What AI Literacy Actually Means
We don't mean everyone needs to train models. AI literacy for a financial services team means: understanding what LLMs can and can't do reliably; knowing when RAG is the right architecture versus fine-tuning; being able to read an eval report and spot cherry-picked benchmarks; understanding the compliance implications of AI-generated outputs.
This is achievable in weeks, not years.
The ROI Argument
Teams with AI literacy ship faster, evaluate vendors more accurately, catch failure modes before they become incidents, and build internal tools that actually get used.

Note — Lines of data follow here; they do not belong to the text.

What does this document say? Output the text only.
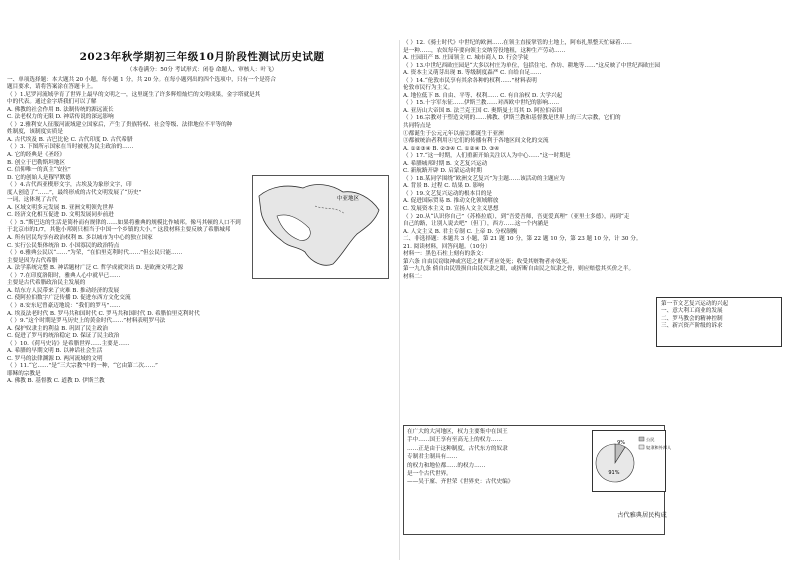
2023年秋学期初三年级10月阶段性测试历史试题
（本卷满分：50分 考试形式：闭卷 命题人、审核人：叶飞）
一、单项选择题：本大题共 20 小题，每小题 1 分，共 20 分。在每小题列出的四个选项中，只有一个是符合
题目要求，请将答案涂在答题卡上。
（ ）1.尼罗河流域孕育了世界上最早的文明之一，这里诞生了许多辉煌灿烂的文明成果，金字塔就是其
中的代表。通过金字塔我们可以了解
A. 佛教的社会作用 B. 法制传统的源远流长
C. 法老权力的无限 D. 神话传说的深远影响
（ ）2.雅利安人征服河流域建立国家后，产生了贵族特权、社会等级、法律地位不平等的种
姓制度，该制度实质是
A. 古代埃及 B. 古巴比伦 C. 古代印度 D. 古代希腊
（ ）3. 下图所示国家在当时被视为民主政治的……
A. 它的经典是《圣经》
B. 创立于巴勒斯坦地区
C. 信仰唯一的真主“安拉”
D. 它的创始人是穆罕默德
（ ）4.古代西亚楔形文字，古埃及为象形文字，印
度人创造了“……”，最终形成的古代文明发展了“历史”
一词，这体现了古代
A. 区域文明多元发展 B. 亚洲文明领先世界
C. 经济文化相互促进 D. 文明发展同步前进
（ ）5.“斯巴达的生活是简朴而有规律的……如果将雅典的规模比作城邦。像马其顿的人口不到
于北京市的1/7，其他小邦则只相当于中国一个乡镇的大小。” 这段材料主要反映了希腊城邦
A. 所有居民均享有政治权利 B. 多以城市为中心的独立国家
C. 实行公民集体统治 D. 小国寡民的政治特点
（ ）6.雅典公民以“……”为荣，“在伯里克利时代……”但公民只能……
主要是因为古代希腊
A. 法学系统完整 B. 神话题材广泛 C. 哲学成就突出 D. 是欧洲文明之源
（ ）7.在印度洛阳时，雅典人心中就早已……
主要是古代希腊政治民主发展的
A. 结东方人民带来了灾难 B. 推动经济的发展
C. 使阿拉伯数字广泛传播 D. 促进东西方文化交流
（ ）8.安东尼曾豪迈地说：“我们的罗马”……
A. 埃及法老时代 B. 罗马共和国时代 C. 罗马共和国时代 D. 希腊伯里克利时代
（ ）9.“这个时期是罗马历史上的黄金时代……”材料表明罗马法
A. 保护奴隶主的利益 B. 巩固了民主政治
C. 促进了罗马的统治稳定 D. 保证了民主政治
（ ）10.《荷马史诗》是希腊世界……主要是……
A. 希腊的早期文明 B. 以神话社会生活
C. 罗马的法律渊源 D. 两河流域的文明
（ ）11.“它……”是“三大宗教”中的一种，“它由第二次……”
耶稣的宗教是
A. 佛教 B. 基督教 C. 道教 D. 伊斯兰教
（ ）12.《骑士时代》中世纪的欧洲……在领主直接掌管的土地上，阿布扎黑整天忙碌着……
是一种……，农奴每年要向领主交纳劳役地租，这种生产劳动……
A. 庄园田产 B. 庄园领主 C. 城市商人 D. 行会学徒
（ ）13.中世纪西欧庄园是“大多以村庄为单位，包括住宅、作坊、耕地等……”这反映了中世纪西欧庄园
A. 资本主义萌芽出现 B. 等级制度森严 C. 自给自足……
（ ）14.“伦敦市民享有其余各种的权利……”材料表明
伦敦市民行为主义。
A. 地位低下 B. 自由、平等、权利…… C. 有自治权 D. 大学兴起
（ ）15.十字军东征……伊斯兰教……对西欧中世纪的影响……
A. 亚历山大帝国 B. 法兰克王国 C. 奥斯曼土耳其 D. 阿拉伯帝国
（ ）16.宗教对于塑造文明的……佛教、伊斯兰教和基督教是世界上的三大宗教，它们的
共同特点是
①都诞生于公元元年以前②都诞生于亚洲
③都被统治者利用④它们的传播有利于各地区间文化的交流
A. ①②③④ B. ②③④ C. ①②④ D. ③④
（ ）17.“这一时期，人们重新开始关注以人为中心……”这一时期是
A. 希腊城邦时期 B. 文艺复兴运动
C. 新航路开辟 D. 启蒙运动时期
（ ）18.某同学围绕“欧洲文艺复兴”为主题……该活动的主题应为
A. 背景 B. 过程 C. 结果 D. 影响
（ ）19.文艺复兴运动的根本目的是
A. 促进国际贸易 B. 推动文化领域解放
C. 发展资本主义 D. 宣扬人文主义思想
（ ）20.从“认识你自己”（苏格拉底），到“吾爱吾师，吾更爱真理”（亚里士多德），再到“走
自己的路，让别人说去吧”（但丁），西方……这一个内涵是
A. 人文主义 B. 君主专制 C. 上帝 D. 分权制衡
二、非选择题：本题共 3 小题，第 21 题 10 分，第 22 题 10 分，第 23 题 10 分，计 30 分。
21. 阅读材料，回答问题。（10分）
材料一：黑色石柱上刻有的条文：
第六条 自由民窃取神或宫廷之财产者应处死；收受其赃物者亦处死。
第一九九条 倘自由民毁损自由民奴隶之眼，或折断自由民之奴隶之骨，则应赔偿其买价之半。
材料二：
中亚地区
第一节文艺复兴运动的兴起
一、意大利工商业的发展
二、罗马教会的精神控制
三、新兴资产阶级的诉求
在广大的大河地区，权力主要集中在国王
手中……国王享有至高无上的权力……
……正是由于这种制度，古代东方的奴隶
专制君主制具有……
的权力和地位都……的权力……
是一个古代世界。
——吴于廑、齐世荣《世界史：古代史编》
9%
91%
公民
奴隶和外邦人
古代雅典居民构成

We've seen this play out consistently. The firms that invested in education 18 months ago are now moving faster than their competitors who bought point solutions.
Where to Start
Start with your builders and your risk team simultaneously. Builders need the technical foundations. Risk needs enough depth to ask the right questions. The conversation between those two groups — informed by shared vocabulary — is where good AI governance comes from.